JA - Quanto vai ser investido para a realização da feira?

SA -
Temos um orçamento que ronda os 400 mil dólares para realização da feira. Este valor tende a aumentar, depende do interesse das empresas em participar.

JA - Estão a mobilizar as empresas nacionais?

SA -
Apelamos às empresas angolanas para participarem em força. O mercado não é só para as empresas estrangeiras. Hoje também já temos empresas angolanas que estão a desenvolver melhores práticas ambientais ainda desconhecidas e esta feira é uma oportunidade para mostrarem essas práticas. Dizemos às nossas empresas para aproveitem esta oportunidade. É importante que estejam presentes e que contactem com potenciais fornecedores de produtos que podem ser importantes para introduzir no nosso processo de fabricação e produção de forma a protegermos o ambiente.

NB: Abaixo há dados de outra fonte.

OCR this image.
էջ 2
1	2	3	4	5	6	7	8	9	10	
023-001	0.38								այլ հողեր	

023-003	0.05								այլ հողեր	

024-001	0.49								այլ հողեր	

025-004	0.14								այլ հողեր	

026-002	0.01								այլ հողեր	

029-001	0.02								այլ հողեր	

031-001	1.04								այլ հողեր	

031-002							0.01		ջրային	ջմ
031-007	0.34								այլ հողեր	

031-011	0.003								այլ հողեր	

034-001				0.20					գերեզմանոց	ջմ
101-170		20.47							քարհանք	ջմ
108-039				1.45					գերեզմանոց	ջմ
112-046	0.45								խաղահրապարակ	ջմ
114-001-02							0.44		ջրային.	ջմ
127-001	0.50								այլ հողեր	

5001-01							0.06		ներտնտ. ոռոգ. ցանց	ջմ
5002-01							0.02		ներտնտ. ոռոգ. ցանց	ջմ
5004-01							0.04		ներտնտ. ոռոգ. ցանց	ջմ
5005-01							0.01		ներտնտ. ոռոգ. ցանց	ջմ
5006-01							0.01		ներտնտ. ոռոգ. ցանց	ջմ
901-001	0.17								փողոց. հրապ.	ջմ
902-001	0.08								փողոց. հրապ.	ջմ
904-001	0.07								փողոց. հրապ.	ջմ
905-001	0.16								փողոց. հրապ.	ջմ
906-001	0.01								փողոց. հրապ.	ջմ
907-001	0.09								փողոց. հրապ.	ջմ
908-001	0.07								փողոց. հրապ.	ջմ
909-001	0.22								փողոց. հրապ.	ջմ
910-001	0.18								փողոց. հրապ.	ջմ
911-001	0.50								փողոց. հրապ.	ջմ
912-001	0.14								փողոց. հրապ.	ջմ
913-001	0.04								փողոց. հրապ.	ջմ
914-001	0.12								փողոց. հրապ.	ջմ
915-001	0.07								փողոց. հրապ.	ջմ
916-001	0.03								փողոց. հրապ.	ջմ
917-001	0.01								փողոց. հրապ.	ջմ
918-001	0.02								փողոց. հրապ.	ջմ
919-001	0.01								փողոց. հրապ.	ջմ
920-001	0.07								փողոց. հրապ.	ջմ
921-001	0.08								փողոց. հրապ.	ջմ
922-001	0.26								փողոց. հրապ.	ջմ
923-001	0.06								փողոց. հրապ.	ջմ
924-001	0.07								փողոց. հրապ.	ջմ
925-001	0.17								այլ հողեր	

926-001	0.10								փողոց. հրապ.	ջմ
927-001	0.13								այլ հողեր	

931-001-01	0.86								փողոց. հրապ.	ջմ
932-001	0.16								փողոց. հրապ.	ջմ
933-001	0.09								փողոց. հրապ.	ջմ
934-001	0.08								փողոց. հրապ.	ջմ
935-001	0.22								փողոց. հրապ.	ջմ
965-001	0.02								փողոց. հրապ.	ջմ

Feira do Ambiente mostra tecnologias

A Feira Internacional do Ambiente em Angola vai mostrar equipamentos, serviços e tecnologias ambientais entre os dias 26 a 29 de Maio, em Luanda, nas instalações da Feira Internacional de Luanda (FIL) e é uma realização do Ministério do Ambiente e os seus parceiros.
A feira vai permitir a redefinição do posicionamento de Angola no contexto internacional onde ambiciona conquistar uma posição de destaque e de referência na área do ambiente.
O Ministério do Ambiente pretende, com a feira, identificar as tecnologias adequadas à protecção ambiental. Para isso, vão estar em exposição novos produtos, serviços e tecnologias ambientais, ao mesmo tempo que se pretende tornar a feira no ponto de encontro, em África, dos mais destacados profissionais, com o propósito de comunicar benefícios e partilhar boas práticas.
A feira conta com o apoio do Executivo e a participação de fornecedores de soluções, utilizadores de tecnologias, investidores de vários países, além de institutos académicos. Surge no seguimento da crescente aposta nas políticas ambientais que se reflecte no investimento de 2,2 milhões de dólares no sector e nos compromissos assumidos pelo Executivo a nível internacional com o Protocolo de Kyoto ou a Convenção das Nações Unidas para as Alterações Climáticas.
A feira é o reflexo da importância crescente das tecnologias ambientais em Angola. A introdução de novos produtos, serviços e tecnologias ambientais vai funcionar como um grande estímulo à economia, através da criação de novas empresas e postos de trabalho.
Desta forma é aliada a melhoria ambiental à melhoria de qualidade de vida das populações, contribuindo para o desenvolvimento sustentável de Angola. Este é um dos principais objectivos do Ministério do Ambiente ao promover a feira.
A "Feira Ambiente Angola" é dirigida a um vasto conjunto de investidores, visando envolver os empresários nacionais e internacionais e a população angolana num mesmo objectivo: tornar Angola mais verde.